Davies, Marion. "The Times We Had : Life with William Randolph Hearst." Indianapolis: Bobbs-Merril, 1975.
In 1951 after W.R. Hearst’s death, his mistress, Marion Davies began to record her memoirs on magnetic tapes in the privacy of her Beverly Hills home. She was Hearst’s close companion for 32 years and some say she was the inspiration for the character Suzan Alexander Kane in Orson Welles’s 1941 classic, Citizen Kane. This article is the forward written by Orson Welles to a book of her recorded thoughts, published posthumously in 1975.
Orson Welles tries to clearly and efficiently explain all of his reasons why his character Charles Foster Kane and Susan Alexander Kane are not actual personas of William Randolph Hearst and Marion Davies. He does this by describing differences of Kane vs. Hearst and Davies vs. Susan Alexander. Welles writes that there are many parallels between his characters and the Hearst couple and that these parallels could have been confusing to the audience; however upon closer inspection, one sees that they are quite different. He begins by claiming that San Simeon – even if it hadn’t existed in real life – would have had to be invented for the purposes of the script. “Everything was invented.” He then writes that W.R. Hearst was born wealthy to pampering parents while Kane was born into poverty and raised by a bank. Marion Davies, a well known beautiful actress could have had anyone she wanted, whereas Susan Alexander felt that she belonged on the streets – and this is indeed where Kane found her. Also, Susan was a lonely wife trapped in an empty castle whereas Marion was a mistress and busy hostess of all the social events in Hearst’s estates. Lastly, he claims that Marion and Hearst is a love story while Citizen Kane is not. Welles concludes his passage by making one last reference to his film. Susan Alexander was a terrible singer and forced to perform by Kane. On the contrary, he claims that Marion was a very talented actress and would have been a star even without Hearst’s interference.
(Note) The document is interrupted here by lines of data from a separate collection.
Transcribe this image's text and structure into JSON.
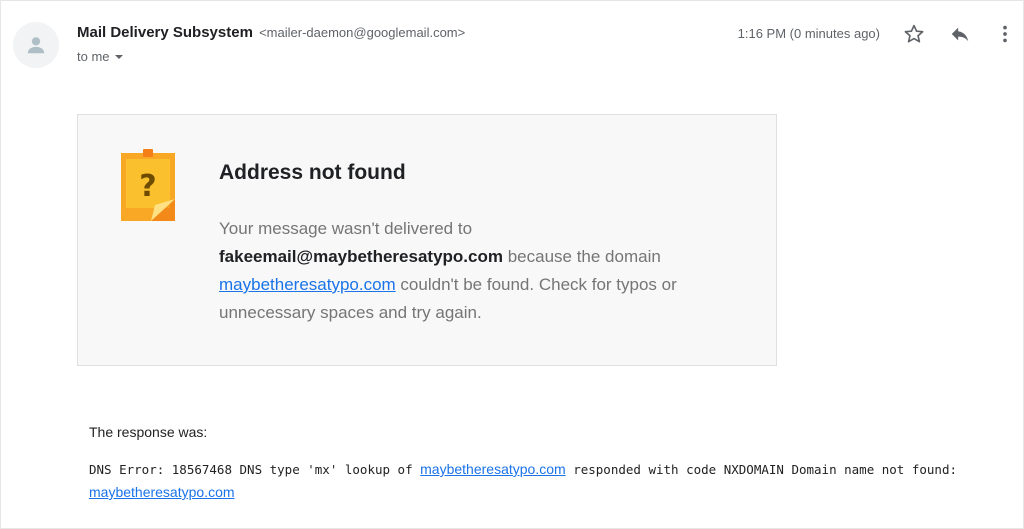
{
  "header": {
    "sender_name": "Mail Delivery Subsystem",
    "sender_email": "<mailer-daemon@googlemail.com>",
    "recipient": "to me",
    "timestamp": "1:16 PM (0 minutes ago)"
  },
  "icons": {
    "avatar": "person-icon",
    "star": "star-icon",
    "reply": "reply-icon",
    "more": "more-vert-icon",
    "dropdown": "caret-down-icon",
    "warning": "question-note-icon"
  },
  "colors": {
    "link": "#1a73e8",
    "note_orange": "#f9a825",
    "card_bg": "#f8f8f8"
  },
  "card": {
    "title": "Address not found",
    "line1": "Your message wasn't delivered to",
    "address": "fakeemail@maybetheresatypo.com",
    "middle": " because the domain ",
    "domain": "maybetheresatypo.com",
    "tail": " couldn't be found. Check for typos or unnecessary spaces and try again."
  },
  "response": {
    "label": "The response was:",
    "text_prefix": "DNS Error: 18567468 DNS type 'mx' lookup of ",
    "domain_link1": "maybetheresatypo.com",
    "text_middle": " responded with code NXDOMAIN Domain name not found: ",
    "domain_link2": "maybetheresatypo.com"
  }
}
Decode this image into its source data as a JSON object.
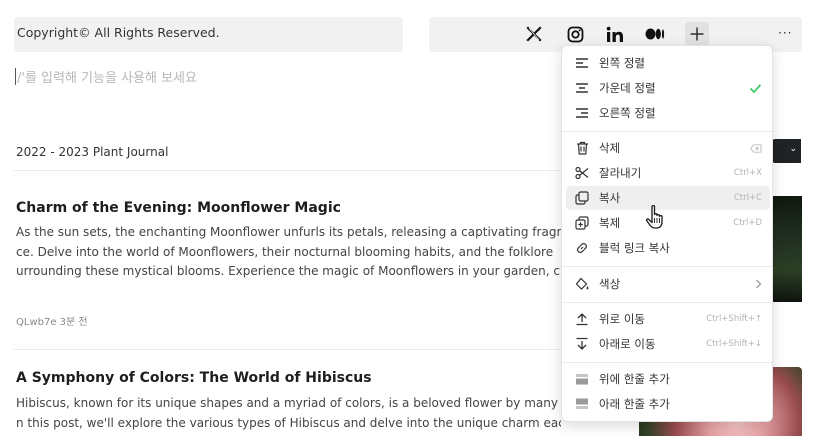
{
  "footer": {
    "copyright": "Copyright© All Rights Reserved.",
    "socials": [
      "x-icon",
      "instagram-icon",
      "linkedin-icon",
      "medium-icon"
    ],
    "more": "···"
  },
  "editor": {
    "placeholder": "/'를 입력해 기능을 사용해 보세요"
  },
  "journal_title": "2022 - 2023 Plant Journal",
  "posts": [
    {
      "title": "Charm of the Evening: Moonflower Magic",
      "lines": [
        "As the sun sets, the enchanting Moonflower unfurls its petals, releasing a captivating fragr",
        "ce. Delve into the world of Moonflowers, their nocturnal blooming habits, and the folklore",
        "urrounding these mystical blooms. Experience the magic of Moonflowers in your garden, c"
      ],
      "author": "QLwb7e",
      "time": "3분 전"
    },
    {
      "title": "A Symphony of Colors: The World of Hibiscus",
      "lines": [
        "Hibiscus, known for its unique shapes and a myriad of colors, is a beloved flower by many",
        "n this post, we'll explore the various types of Hibiscus and delve into the unique charm each"
      ]
    }
  ],
  "context_menu": {
    "align": [
      {
        "label": "왼쪽 정렬",
        "icon": "align-left-icon"
      },
      {
        "label": "가운데 정렬",
        "icon": "align-center-icon",
        "checked": true
      },
      {
        "label": "오른쪽 정렬",
        "icon": "align-right-icon"
      }
    ],
    "edit": [
      {
        "label": "삭제",
        "icon": "trash-icon",
        "shortcut_icon": "backspace-icon"
      },
      {
        "label": "잘라내기",
        "icon": "scissors-icon",
        "shortcut": "Ctrl+X"
      },
      {
        "label": "복사",
        "icon": "copy-icon",
        "shortcut": "Ctrl+C",
        "hovered": true
      },
      {
        "label": "복제",
        "icon": "duplicate-icon",
        "shortcut": "Ctrl+D"
      },
      {
        "label": "블럭 링크 복사",
        "icon": "link-icon"
      }
    ],
    "color": {
      "label": "색상",
      "icon": "paint-bucket-icon",
      "submenu": true
    },
    "move": [
      {
        "label": "위로 이동",
        "icon": "arrow-up-icon",
        "shortcut": "Ctrl+Shift+↑"
      },
      {
        "label": "아래로 이동",
        "icon": "arrow-down-icon",
        "shortcut": "Ctrl+Shift+↓"
      }
    ],
    "insert": [
      {
        "label": "위에 한줄 추가",
        "icon": "insert-above-icon"
      },
      {
        "label": "아래 한줄 추가",
        "icon": "insert-below-icon"
      }
    ]
  },
  "colors": {
    "check": "#34c759",
    "menu_hover": "#efefef"
  }
}
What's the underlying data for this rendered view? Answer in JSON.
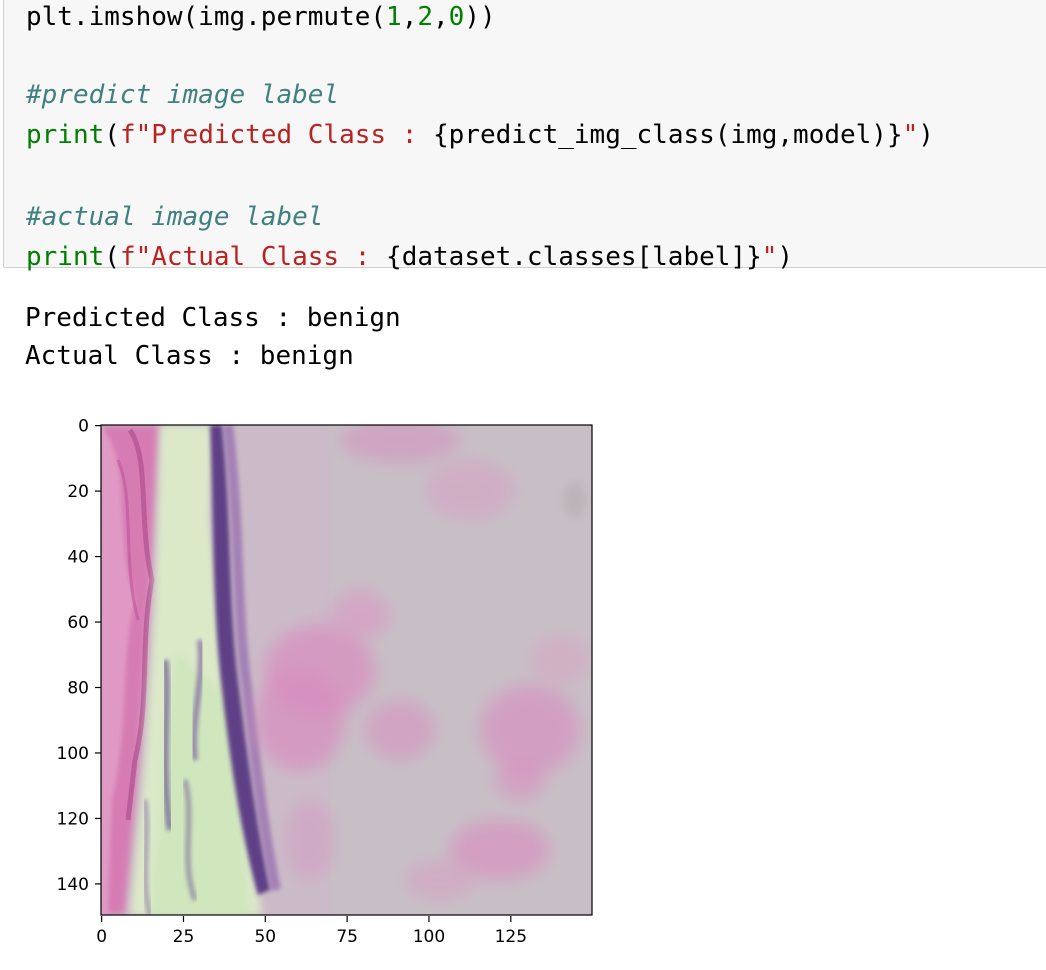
{
  "code_cell": {
    "lines": [
      {
        "tokens": [
          {
            "text": "plt.imshow(img.permute(",
            "kind": "plain"
          },
          {
            "text": "1",
            "kind": "num"
          },
          {
            "text": ",",
            "kind": "plain"
          },
          {
            "text": "2",
            "kind": "num"
          },
          {
            "text": ",",
            "kind": "plain"
          },
          {
            "text": "0",
            "kind": "num"
          },
          {
            "text": "))",
            "kind": "plain"
          }
        ]
      },
      {
        "tokens": []
      },
      {
        "tokens": [
          {
            "text": "#predict image label",
            "kind": "com"
          }
        ]
      },
      {
        "tokens": [
          {
            "text": "print",
            "kind": "kw"
          },
          {
            "text": "(",
            "kind": "plain"
          },
          {
            "text": "f\"Predicted Class : ",
            "kind": "str"
          },
          {
            "text": "{predict_img_class(img,model)}",
            "kind": "plain"
          },
          {
            "text": "\"",
            "kind": "str"
          },
          {
            "text": ")",
            "kind": "plain"
          }
        ]
      },
      {
        "tokens": []
      },
      {
        "tokens": [
          {
            "text": "#actual image label",
            "kind": "com"
          }
        ]
      },
      {
        "tokens": [
          {
            "text": "print",
            "kind": "kw"
          },
          {
            "text": "(",
            "kind": "plain"
          },
          {
            "text": "f\"Actual Class : ",
            "kind": "str"
          },
          {
            "text": "{dataset.classes[label]}",
            "kind": "plain"
          },
          {
            "text": "\"",
            "kind": "str"
          },
          {
            "text": ")",
            "kind": "plain"
          }
        ]
      }
    ]
  },
  "output": {
    "predicted_line": "Predicted Class : benign",
    "actual_line": "Actual Class : benign"
  },
  "plot": {
    "y_ticks": [
      "0",
      "20",
      "40",
      "60",
      "80",
      "100",
      "120",
      "140"
    ],
    "x_ticks": [
      "0",
      "25",
      "50",
      "75",
      "100",
      "125"
    ],
    "image_content": "histology-tissue-patch",
    "colors": {
      "tissue_background": "#c9b8c6",
      "pink_stain": "#d98fc0",
      "purple_nuclei": "#6b4a8c",
      "green_tint": "#d6e8c6"
    }
  }
}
Central to general discourse of Citizen Kane, is the similarity of the movie characters to that of Hearst and his mistress. It might seem amusing that Welles, writing this forward 34 years after the movie’s release, claims that the characters in the film are absolutely not based on Mr. Hearst. So many allusions are made in the film to the Hearst Empire – the fact that Kane runs a newspaper, Xanadu, financially sponsoring and forcing Susan Alexander to perform – that it seems preposterous to claim otherwise. Welles ends the forward by writing, “As one who shares much of the blame for casting another shadow – the shadow of Susan Alexander Kane – I rejoice in the opportunity to record something which today is all but forgotten expect for those lucky enough to have seen some of her pictures… She would have been a star if Hearst had never happened.” It seems that in his older age, Welles regrets his cheeky comparison of this woman and wants her to be remembered for her own contributions to cinematic history.